Loss function and optimization go hand-in-hand. Loss function checks whether the model is moving in the correct direction and making progress, whereas optimization improves the model to deliver accurate results.

      model = CNN().to(device)
criterion = nn.CrossEntropyLoss()
optimizer = torch.optim.Adam(model.parameters(),lr = learning_rate)
    
      %%time
# keeping-track-of-losses 
train_losses = []
valid_losses = []

for epoch in range(1, num_epochs + 1):
    # keep-track-of-training-and-validation-loss
    train_loss = 0.0
    valid_loss = 0.0
    
    # training-the-model
    model.train()
    for data, target in train_loader:
        # move-tensors-to-GPU 
        data = data.to(device)
        target = target.to(device)
        
        # clear-the-gradients-of-all-optimized-variables
        optimizer.zero_grad()
        # forward-pass: compute-predicted-outputs-by-passing-inputs-to-the-model
        output = model(data)
        # calculate-the-batch-loss
        loss = criterion(output, target)
        # backward-pass: compute-gradient-of-the-loss-wrt-model-parameters
        loss.backward()
        # perform-a-ingle-optimization-step (parameter-update)
        optimizer.step()
        # update-training-loss
        train_loss += loss.item() * data.size(0)
        
    # validate-the-model
    model.eval()
    for data, target in valid_loader:
        
        data = data.to(device)
        target = target.to(device)
        
        output = model(data)
        
        loss = criterion(output, target)
        
        # update-average-validation-loss 
        valid_loss += loss.item() * data.size(0)
    
    # calculate-average-losses
    train_loss = train_loss/len(train_loader.sampler)
    valid_loss = valid_loss/len(valid_loader.sampler)
    train_losses.append(train_loss)
    valid_losses.append(valid_loss)
        
    # print-training/validation-statistics 
    print('Epoch: {} \tTraining Loss: {:.6f} \tValidation Loss: {:.6f}'.format(
        epoch, train_loss, valid_loss))
    
      # test-the-model
model.eval()  # it-disables-dropout
with torch.no_grad():
    correct = 0
    total = 0
    for images, labels in valid_loader:
        images = images.to(device)
        labels = labels.to(device)
        outputs = model(images)
        _, predicted = torch.max(outputs.data, 1)
        total += labels.size(0)
        correct += (predicted == labels).sum().item()
          
    print('Test Accuracy of the model: {} %'.format(100 * correct / total))

# Save 
torch.save(model.state_dict(), 'model.ckpt')
    
      %matplotlib inline
%config InlineBackend.figure_format = 'retina'

plt.plot(train_losses, label='Training loss')
plt.plot(valid_losses, label='Validation loss')
plt.xlabel("Epochs")
plt.ylabel("Loss")
plt.legend(frameon=False)
    

Conclusion

Take a deep breath! A CNN-based image classifier is ready, and it gives 98.9% accuracy. As per the graph above, training and validation loss decrease exponentially as the epochs increase. The losses are in line with each other, which proves that the model is reliable and there is no underfitting or overfitting of the model.

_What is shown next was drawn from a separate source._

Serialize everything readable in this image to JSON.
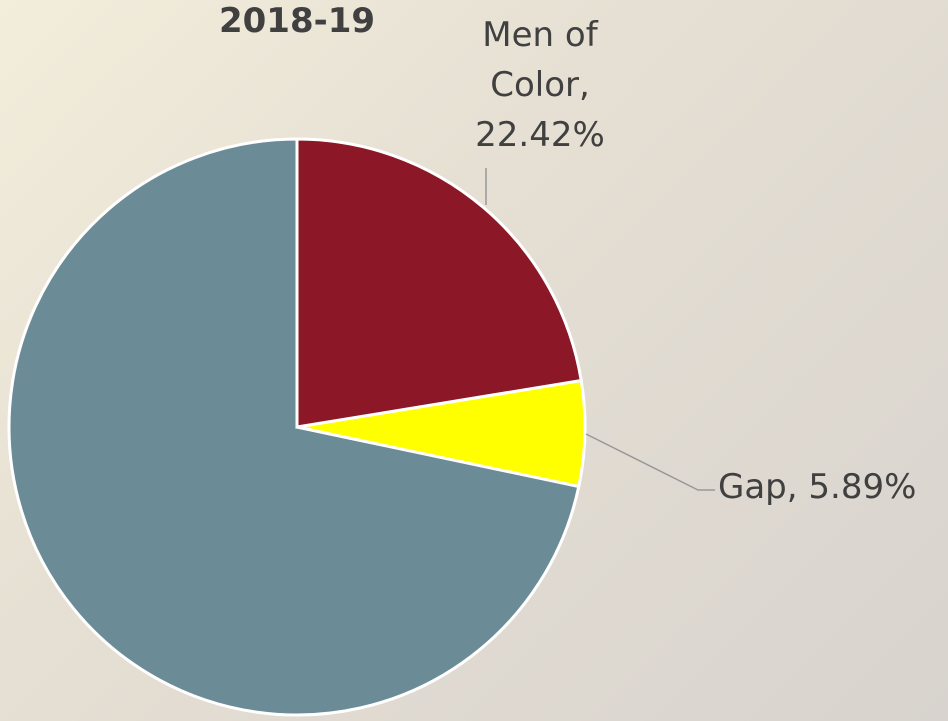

Data preparation is the most important and time-intensive process in data science. It is a great skill to know how to play around with data in the initial stage. Getting to know your data is what makes a good data scientist. This guide is not a complete one-stop for pre-processing, but you got a brief overview.

You also learned about the layers involved in designing the CNN model, the role of loss, and optimizer functions.

Building your own neural network is a cumbersome task, and that's why transfer learning (taking knowledge from one situation and applying it to another) is used a lot these days. Nevertheless, it is always good to have foundational knowledge.